Evolution of novel mimicry polymorphisms through Haldane’s sieve and rare recombination
Data files
Apr 29, 2025 version files 124.98 MB
-
README.md
11.58 KB
-
SequenceAlignmentsAndTime-calibratedTrees.zip
124.97 MB
Abstract
Origins of phenotypic novelty represent a paradox. Maintenance of distinct, canalized morphs usually requires a complex array of polymorphisms, whose co-retention requires a genetic architecture resistant to recombination, involving inversions and master regulators. Here, we reveal how such a constraining architecture can still accommodate novel morphs in evolving polymorphisms using the classic polymorphic Batesian mimicry in Papilio polytes , whose supergene-like genetic architecture is maintained in a large inversion. We show that rapidly evolving alleles of the conserved gene, doublesex , within this inversion underlie the genetic basis of this polymorphism. Using precisely dated phylogeny and breeding experiments, we show that novel adaptive mimetic morphs and underlying alleles evolved in a sequentially dominant manner, undergoing selective sweeps in the mimetic species as predicted under Haldane’s sieve. Furthermore, we discovered that mimetic forms share precise inversion breakpoints, allowing rare exon swaps between the universally dominant and a recessive allele to produce a novel, persistent intermediate phenotype, ultimately facilitating the acquisition of phenotypic novelty. Thus, genetic dominance, selective sweeps, rapid molecular divergence, and rare recombination promote novel forms in this iconic evolving polymorphism, resolving the paradox of phenotypic novelty arising even in highly constrained genetic architectures.

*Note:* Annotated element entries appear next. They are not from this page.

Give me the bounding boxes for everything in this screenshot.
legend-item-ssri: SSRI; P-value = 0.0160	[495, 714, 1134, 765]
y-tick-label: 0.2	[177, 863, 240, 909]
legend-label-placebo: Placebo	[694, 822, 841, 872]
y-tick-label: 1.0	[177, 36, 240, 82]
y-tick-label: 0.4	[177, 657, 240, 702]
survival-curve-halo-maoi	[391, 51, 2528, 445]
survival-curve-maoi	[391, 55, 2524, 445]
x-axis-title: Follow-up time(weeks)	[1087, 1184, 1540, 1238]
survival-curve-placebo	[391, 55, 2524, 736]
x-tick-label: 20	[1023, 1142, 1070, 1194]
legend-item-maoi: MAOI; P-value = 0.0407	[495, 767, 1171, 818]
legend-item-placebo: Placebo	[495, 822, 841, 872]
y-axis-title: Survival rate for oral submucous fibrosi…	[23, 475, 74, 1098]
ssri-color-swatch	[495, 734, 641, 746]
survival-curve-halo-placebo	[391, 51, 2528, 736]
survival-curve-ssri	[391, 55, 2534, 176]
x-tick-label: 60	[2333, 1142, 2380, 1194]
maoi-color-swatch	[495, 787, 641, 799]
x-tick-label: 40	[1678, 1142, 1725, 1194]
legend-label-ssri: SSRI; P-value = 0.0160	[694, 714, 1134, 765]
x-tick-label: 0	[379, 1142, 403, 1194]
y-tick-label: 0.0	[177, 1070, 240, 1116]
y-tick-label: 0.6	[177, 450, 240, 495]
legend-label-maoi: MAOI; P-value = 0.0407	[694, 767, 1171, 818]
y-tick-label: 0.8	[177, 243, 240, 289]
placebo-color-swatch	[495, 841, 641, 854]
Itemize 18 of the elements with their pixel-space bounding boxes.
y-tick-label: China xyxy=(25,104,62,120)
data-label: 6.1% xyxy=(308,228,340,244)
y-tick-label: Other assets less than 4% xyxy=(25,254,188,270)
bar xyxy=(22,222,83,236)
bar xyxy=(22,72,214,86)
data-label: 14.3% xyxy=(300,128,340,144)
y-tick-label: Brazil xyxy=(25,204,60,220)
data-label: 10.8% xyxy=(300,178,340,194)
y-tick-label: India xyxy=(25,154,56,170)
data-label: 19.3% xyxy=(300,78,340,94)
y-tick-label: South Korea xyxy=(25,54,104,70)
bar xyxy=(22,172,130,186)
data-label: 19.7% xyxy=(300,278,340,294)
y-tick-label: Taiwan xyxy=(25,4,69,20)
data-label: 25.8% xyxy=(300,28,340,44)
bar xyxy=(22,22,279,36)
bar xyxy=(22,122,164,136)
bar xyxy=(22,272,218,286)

Dataset DOI: 10.5061/dryad.sqv9s4nf4
Corresponding author information
Name: Krushnamegh Kunte
ORCID: https://orcid.org/0000-0002-3860-6118
Affiliation: National Centre for Biological Sciences, Tata Institute of Fundamental Research, GKVK Campus, Bellary Road, Bengaluru 560065, India
email: krushnamegh@ncbs.res.in
Alternative contact information
Name: Riddhi Deshmukh
ORCID: https://orcid.org/0000-0002-7634-2029
Affiliation: Department of Ecology and Evolution, University of Lausanne, 1015 Lausanne, Switzerland
email: riddhi.deshmukh@unil.ch
Description of the data and file structure
The folder contains alignment files, partition files, and tree files for the two doublesex phylogenies reconstructed with coding (dsx_CDS_phylogeny folder) and non-coding sequences (dsx_non-coding_phylogeny folder) in Fig. S6, and the time-calibrated phylogeny (Time-calibration folder) used to date the splits between species in Fig. S2. The two dsx folders contain:
1.raw: alignment for each exon or intronic region
2.merged: alignments for the concatenated sequences
3.partition: files used to choose the best partition model for each dataset
4.MrBayes: files for each phylogeny run.
We removed mimetic heterozygotes in the phylogeny reconstructed from non-coding sequence of dsx to ease phylogenetic convergence. We have provided detailed files for both runs. All the data used here was extracted from whole-genome sequencing data for each sequenced individual (raw data available on NCBI SRA database PRJNA1166847, PRJNA234541 and PRJNA396246). The time-calibrated tree in Fig. S2 was constructed using BEAST v2.7.4. We mined published sequences to extract four mitochondrial markers (cytochrome c oxidase subunit-I, tRNA leucine, cytochrome c oxidase subunit-II and 16S) and two nuclear markers (elongation factor-I alpha and wingless) for each species in the Menelaides group and outgroups. The alignment file is provided in nexus format in addition to the .xml file which contains the fossil calibration and other run parameters required to reproduce the run in BEAST.
Usage Notes
- Sequence and alignment files are organized as .fa or .fas files. These are standard FASTA files. The alignment used for time-calibration is in .nex (NEXUS) format that can be accessed with most alignment viewing tools such as MEGA and Geneious.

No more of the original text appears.